As a humanist, Bill Gates has been on something of a roll. Recently, he launched Breakthrough Energy Ventures, a $1 billion fund for startups working on promising sustainable energy solutions. This isn’t actually that much money compared to what’s needed for a game-changing solution, but Breakthrough Energy will be only part of the funding picture, and $1 billion is undoubtedly a real boost.
A prolific philanthropist, Gates is perhaps making up for the years when the Bill and Melinda Gates Foundation held $1.4 billion in fossil fuel investments, a commitment the Foundation has since walked back by 85 percent, including complete divestment from ExxonMobil and BP. The Foundation’s primary focus has been global health initiatives, but lately Gates has been taking a different tack, speaking out on an issue that, given his tech mastery, is close to his heart: Artificial Intelligence and the world of work.
His idea has a socialist undertone, which is surprising coming from the richest man on Earth. Gates made his fortune through the full-blown capitalist thrust of the computer revolution.
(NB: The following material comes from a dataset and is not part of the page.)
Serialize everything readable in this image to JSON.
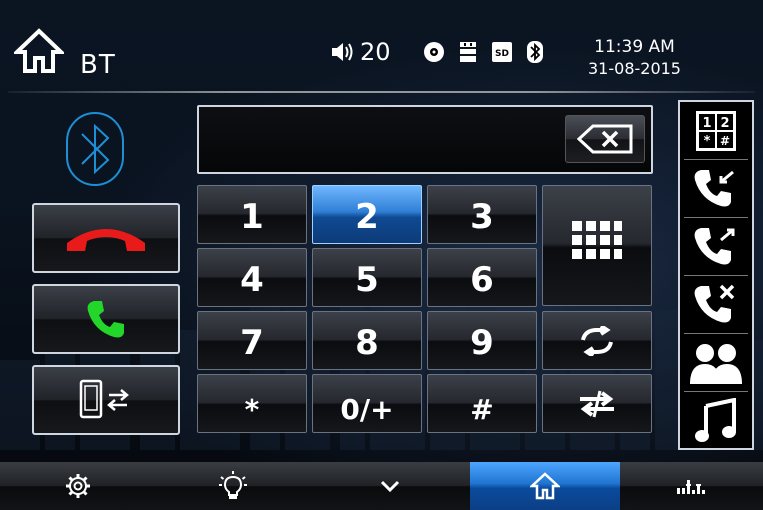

The Microsoft mission under Gates was to put a computer on every desk and in every home. If the coming rise of artificially intelligent robots, which will replace human workers, is a logical result of the Microsoft mission coming to fruition, then Gates’ new resolve is the sign of a man willing to evaluate the implications of his mark on the world. But is Gates’ idea even viable, and is it the right thing to do in order to spur innovation?